Orlandi, qual è la sua teoria su questa querelle? Iniziamo dal peso in bolletta degli incentivi per lo sviluppo delle fonti rinnovabili.

Spesso il confronto sui prezzi dell’elettricità lo facciamo con la Germania, così come il paragone con i costi per le rinnovabili che in quel Paese hanno visto uno sviluppo importante. Nel 2010 i tedeschi hanno incentivato 90 miliardi di kWh di rinnovabili, sostenendo un costo sulla bolletta pari a 13 miliardi di euro. In Italia nello stesso anno l’incentivo per tutte le rinnovabili era sui 7-7,5 miliardi. Visto che in Germania i consumi sono il doppio dei nostri, si desume che i tedeschi hanno pagato circa 22 €/MWh in più per gli oneri di sistema, che si possono commisurare con un costo dell’elettricità all’ingrosso sulla Borsa elettrica che all’epoca era intorno ai 50 €/MWh. Quindi si tratta di un considerevole incremento di costo. Ma i tedeschi, che sono bravi a programmare lo sviluppo del loro settore delle rinnovabili, hanno stimato che il nuovo piano per le rinnovabili consentirà al 2015 una produzione di 115 miliardi di kWh con un finanziamento necessario di 21 miliardi di euro che, su un’ipotesi di consumo di circa 600 TWh, avrà un’incidenza di quasi 35 € a MWh. Se torniamo a oggi vedremmo che anche in Italia nel 2010 il peso delle rinnovabili è intorno ai 22-23 €/MWh. Anche se va detto che loro, con le stesse risorse, riescono a incentivare una produzione maggiore, perché sanno seguire meglio i segnali che vengono dal mercato.

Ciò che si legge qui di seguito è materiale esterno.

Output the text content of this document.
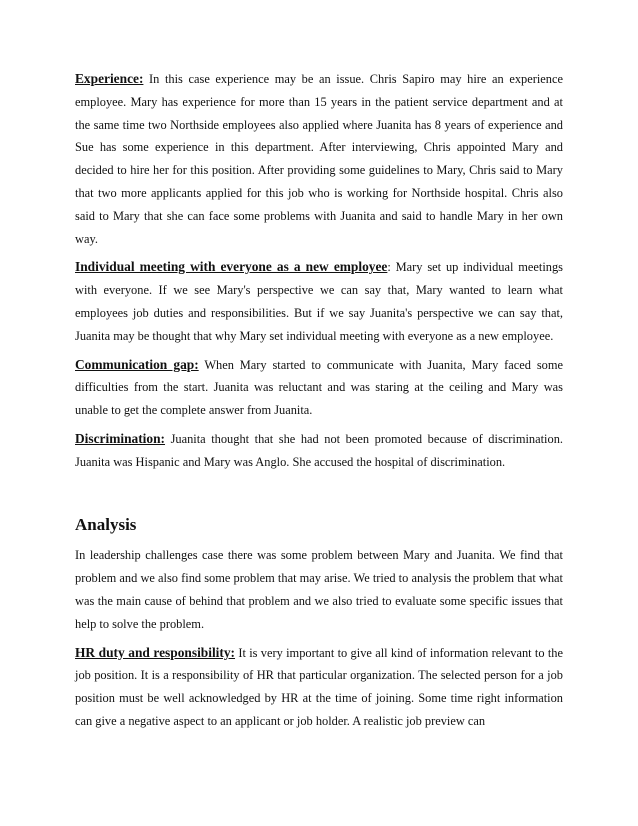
Experience: In this case experience may be an issue. Chris Sapiro may hire an experience employee. Mary has experience for more than 15 years in the patient service department and at the same time two Northside employees also applied where Juanita has 8 years of experience and Sue has some experience in this department. After interviewing, Chris appointed Mary and decided to hire her for this position. After providing some guidelines to Mary, Chris said to Mary that two more applicants applied for this job who is working for Northside hospital. Chris also said to Mary that she can face some problems with Juanita and said to handle Mary in her own way.

Individual meeting with everyone as a new employee: Mary set up individual meetings with everyone. If we see Mary's perspective we can say that, Mary wanted to learn what employees job duties and responsibilities. But if we say Juanita's perspective we can say that, Juanita may be thought that why Mary set individual meeting with everyone as a new employee.

Communication gap: When Mary started to communicate with Juanita, Mary faced some difficulties from the start. Juanita was reluctant and was staring at the ceiling and Mary was unable to get the complete answer from Juanita.

Discrimination: Juanita thought that she had not been promoted because of discrimination. Juanita was Hispanic and Mary was Anglo. She accused the hospital of discrimination.

Analysis

In leadership challenges case there was some problem between Mary and Juanita. We find that problem and we also find some problem that may arise. We tried to analysis the problem that what was the main cause of behind that problem and we also tried to evaluate some specific issues that help to solve the problem.

HR duty and responsibility: It is very important to give all kind of information relevant to the job position. It is a responsibility of HR that particular organization. The selected person for a job position must be well acknowledged by HR at the time of joining. Some time right information can give a negative aspect to an applicant or job holder. A realistic job preview can
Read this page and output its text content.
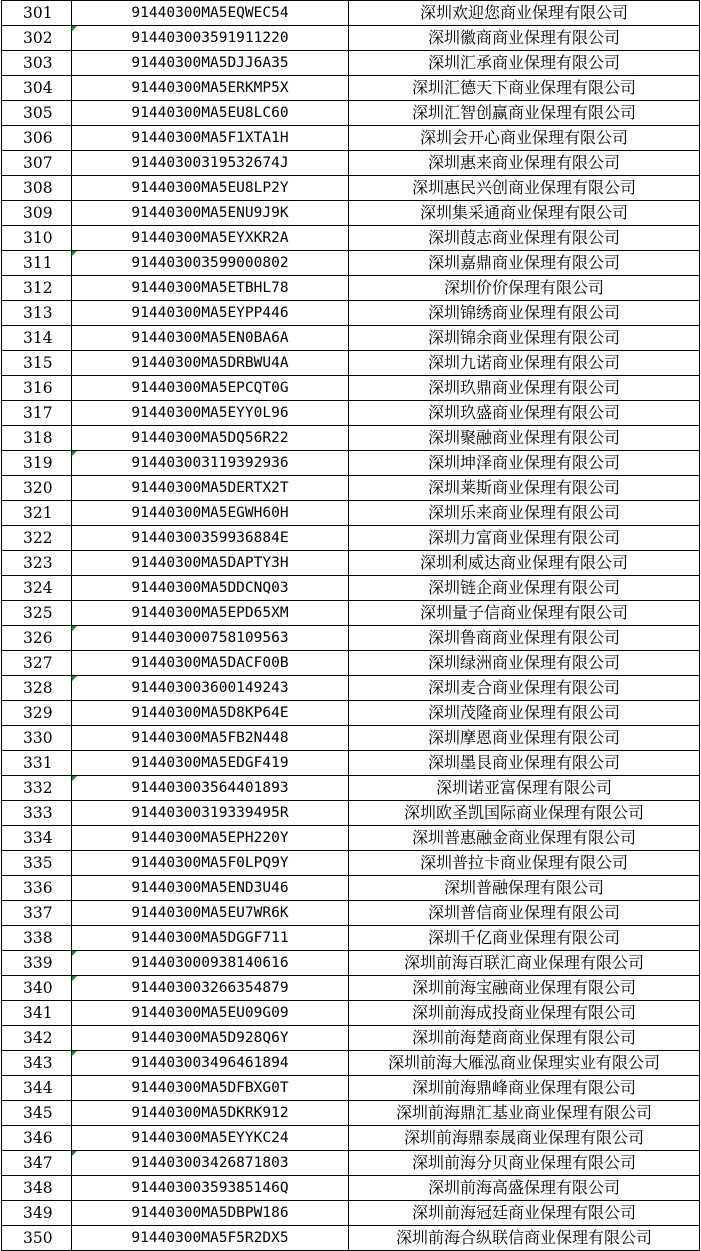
301	91440300MA5EQWEC54	深圳欢迎您商业保理有限公司
302	914403003591911220	深圳徽商商业保理有限公司
303	91440300MA5DJJ6A35	深圳汇承商业保理有限公司
304	91440300MA5ERKMP5X	深圳汇德天下商业保理有限公司
305	91440300MA5EU8LC60	深圳汇智创赢商业保理有限公司
306	91440300MA5F1XTA1H	深圳会开心商业保理有限公司
307	91440300319532674J	深圳惠来商业保理有限公司
308	91440300MA5EU8LP2Y	深圳惠民兴创商业保理有限公司
309	91440300MA5ENU9J9K	深圳集采通商业保理有限公司
310	91440300MA5EYXKR2A	深圳葭志商业保理有限公司
311	914403003599000802	深圳嘉鼎商业保理有限公司
312	91440300MA5ETBHL78	深圳价价保理有限公司
313	91440300MA5EYPP446	深圳锦绣商业保理有限公司
314	91440300MA5EN0BA6A	深圳锦余商业保理有限公司
315	91440300MA5DRBWU4A	深圳九诺商业保理有限公司
316	91440300MA5EPCQT0G	深圳玖鼎商业保理有限公司
317	91440300MA5EYY0L96	深圳玖盛商业保理有限公司
318	91440300MA5DQ56R22	深圳聚融商业保理有限公司
319	914403003119392936	深圳坤泽商业保理有限公司
320	91440300MA5DERTX2T	深圳莱斯商业保理有限公司
321	91440300MA5EGWH60H	深圳乐来商业保理有限公司
322	91440300359936884E	深圳力富商业保理有限公司
323	91440300MA5DAPTY3H	深圳利威达商业保理有限公司
324	91440300MA5DDCNQ03	深圳链企商业保理有限公司
325	91440300MA5EPD65XM	深圳量子信商业保理有限公司
326	914403000758109563	深圳鲁商商业保理有限公司
327	91440300MA5DACF00B	深圳绿洲商业保理有限公司
328	914403003600149243	深圳麦合商业保理有限公司
329	91440300MA5D8KP64E	深圳茂隆商业保理有限公司
330	91440300MA5FB2N448	深圳摩恩商业保理有限公司
331	91440300MA5EDGF419	深圳墨艮商业保理有限公司
332	914403003564401893	深圳诺亚富保理有限公司
333	91440300319339495R	深圳欧圣凯国际商业保理有限公司
334	91440300MA5EPH220Y	深圳普惠融金商业保理有限公司
335	91440300MA5F0LPQ9Y	深圳普拉卡商业保理有限公司
336	91440300MA5END3U46	深圳普融保理有限公司
337	91440300MA5EU7WR6K	深圳普信商业保理有限公司
338	91440300MA5DGGF711	深圳千亿商业保理有限公司
339	914403000938140616	深圳前海百联汇商业保理有限公司
340	914403003266354879	深圳前海宝融商业保理有限公司
341	91440300MA5EU09G09	深圳前海成投商业保理有限公司
342	91440300MA5D928Q6Y	深圳前海楚商商业保理有限公司
343	914403003496461894	深圳前海大雁泓商业保理实业有限公司
344	91440300MA5DFBXG0T	深圳前海鼎峰商业保理有限公司
345	91440300MA5DKRK912	深圳前海鼎汇基业商业保理有限公司
346	91440300MA5EYYKC24	深圳前海鼎泰晟商业保理有限公司
347	914403003426871803	深圳前海分贝商业保理有限公司
348	91440300359385146Q	深圳前海高盛保理有限公司
349	91440300MA5DBPW186	深圳前海冠廷商业保理有限公司
350	91440300MA5F5R2DX5	深圳前海合纵联信商业保理有限公司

Dunque, abbiamo sulle bollette un peso importante per gli incentivi alle fonti rinnovabili, ma del tutto simile a quello tedesco?

Certo, e in questi anni si è capito con sorpresa che l’Italia sta acquisendo una formidabile cultura e una speciale inclinazione per lo sviluppo delle rinnovabili, specialmente per l’autoproduzione. Un patrimonio che ritengo vada difeso, anche se con giudizio e senza eccessi.

Passiamo alla questione della produzione elettrica da gas. Perché i cicli combinati stanno lavorando così poco rispetto al previsto? Dipende solo dalla concorrenza delle rinnovabili?

Ricordo che solo qualche anno fa si diceva che il prezzo dell’energia elettrica era maggiore del 30% rispetto, per esempio, alla Germania o alla media UE per il semplice fatto che i produttori di energia elettrica ci guadagnavano troppo. Anche a suo tempo questo poteva essere definito un luogo comune. Oggi di certo non guadagnano più, visto che i cicli combinati riescono a produrre per sole 2.500 ore all’anno. Il vero motivo è che il prezzo del gas è troppo elevato rispetto ai prezzi sul mercato elettrico e non c’è più quel giusto margine per potere generare elettricità. Quindi per molte ore della giornata per un operatore del settore è molto più conveniente comprare energia elettrica sulla Borsa che produrla. Ricordo, peraltro, che quello dell’energia è l’unico comparto industriale italiano nel quale gli operatori hanno un’addizionale aggiuntiva del 10% rappresentata dalla Robin Tax.

In alcune delle ore del giorno il cosiddetto ‘spark spread’, cioè la differenza fra il prezzo di mercato dell’elettricità e il suo prezzo di produzione, è anche inferiore ai 5 €/MWh.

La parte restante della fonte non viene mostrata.